Eu sobrevivi ao show dos Menudos

Sábado, 16 de março de 1985. A amena manhã parecia prometer um dia satisfatório, embora houvesse nuvens no céu e uma nítida evidência de que o sol não daria o ar de sua graça. As probabilidades de imensas chuvas quase que inexistiam. Eu diria até que uns poucos chuviscos era o pior que poderia acontecer para que o dia não fosse perfeito.
Levantei-me, escolhi uma roupa leve (pois o calor era intenso) e,
cantarolando, fui fazer o desjejum. Eu estava feliz porque era sábado e ia descansar. Foi então que cruzei com uma menina que tinha algo familiar. Envergava um macacão jeans, cabelos presos por duas "Marias-Chiquinhas", várias pulseiras coloridas. Nos pés, um par de botas da moda e, nos lábios, um leve colorido róseo de batom. O meu batom! Era minha filha de oito anos… No instante mesmo em que me deparei com a "figurinha" paramentada num estilo meio "punk", meio "metaleiro", lembrei-me de que era o "Dia dos Menudos"! Por uma fração de segundos minha alegria se desvaneceu e fez-se notar em mim um vislumbre de desespero. Mas, já que não se pode lutar contra o inevitável – e o inevitável, naquele dia, era a promessa de irmos ao dito "show" – dei de ombros e, imbuindo-me de bastante otimismo, iniciei os preparativos para a aventura que começava ali.

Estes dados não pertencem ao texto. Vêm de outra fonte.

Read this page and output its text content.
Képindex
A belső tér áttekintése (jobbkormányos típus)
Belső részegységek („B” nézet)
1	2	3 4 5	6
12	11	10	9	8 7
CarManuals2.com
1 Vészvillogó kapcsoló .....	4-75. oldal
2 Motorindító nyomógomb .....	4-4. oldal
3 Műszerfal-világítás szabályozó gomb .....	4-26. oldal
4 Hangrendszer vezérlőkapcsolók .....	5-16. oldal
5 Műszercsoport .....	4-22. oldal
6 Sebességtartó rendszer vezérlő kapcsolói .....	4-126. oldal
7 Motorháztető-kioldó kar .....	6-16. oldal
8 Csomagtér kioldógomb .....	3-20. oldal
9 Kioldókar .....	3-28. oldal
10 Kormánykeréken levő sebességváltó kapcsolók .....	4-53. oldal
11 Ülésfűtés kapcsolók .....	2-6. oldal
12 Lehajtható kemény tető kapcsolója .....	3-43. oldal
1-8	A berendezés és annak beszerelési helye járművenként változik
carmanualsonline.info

Meu primeiro passo foi providenciar uma enorme cesta – a maior que encontrei – e nela armazenar alimentos sólidos e líquidos, chocolate (para o desgaste de energia), copos de plástico, canudinhos, agasalhos, revistas, enfim, tudo o que é necessário para um dia "divertido". Afinal, nós íamos ao Estádio do Morumbi! Por volta das 15h, meu marido, nosso filho (visivelmente contrariado, já que preferia um futebol aos Menudos) e eu, fazendo uma força imensa para nos convencermos a nós mesmos de que a tarde "diferente" ia ser uma experiência maravilhosa, "desembarcamos" com a cesta, guarda-chuvas, máquina fotográfica, binóculos, um franco sorriso nos lábios: E, é claro! Nossos dois anjinhos no imenso gramado do célebre São Paulo Futebol Clube. Devidamente "ancorados", aguardamos o que estava por vir. E veio: quinze minutos antes da hora marcada para o início do espetáculo, desabou uma chuva torrencial sobre todo o público presente… Mas como não queríamos manchar a imagem, pois que "não basta ser pai, tem que participar", decidimos não abandonar o campo e, sempre com aquele sorriso cordato e natural, próprio dos que estão "vibrando", conservamos o espírito esportivo e participamos. À medida em que a chuva aumentava, pouco a pouco o desespero tomava conta de nós até que, já ensopados, fomos procurar abrigo.
Tropeçando em latas, escorregando na grama, trombando com "menudetes" e
abrindo caminho na multidão atolada, atravessamos o campo e chegamos às
numeradas. Após tamanha batalha, nosso primeiro ímpeto foi o de "depor as
armas". Mas diante daqueles olhinhos lacrimejantes de nossas crianças, quem faria tal crueldade?
E, como ser mãe é padecer no paraíso, permanecemos naquele inferno por mais quatro longas horas. Às 22h, já abrigados, e com as roupas ainda úmidas, o show começou.
Charlie, Robby, Ray, Rick e Roy finalmente fizeram a platéia toda tremer. As crianças, de emoção; os pais, de exaustão.
Na saída, o coitado do povo – que superou com honra ao mérito todas as
provas de resistência física, psicológica e auditiva – por pouco não
sucumbiu ante o derradeiro obstáculo que lhe era infringido: transpor a
barreira humana que, aos gritos, pisões e cotoveladas, congestionava as ruas adjacentes.
E quando tudo terminou restou apenas um estádio vazio das 150.000 pessoas que o lotaram, então repleto de lixo e desolação… Ufa! Estou viva!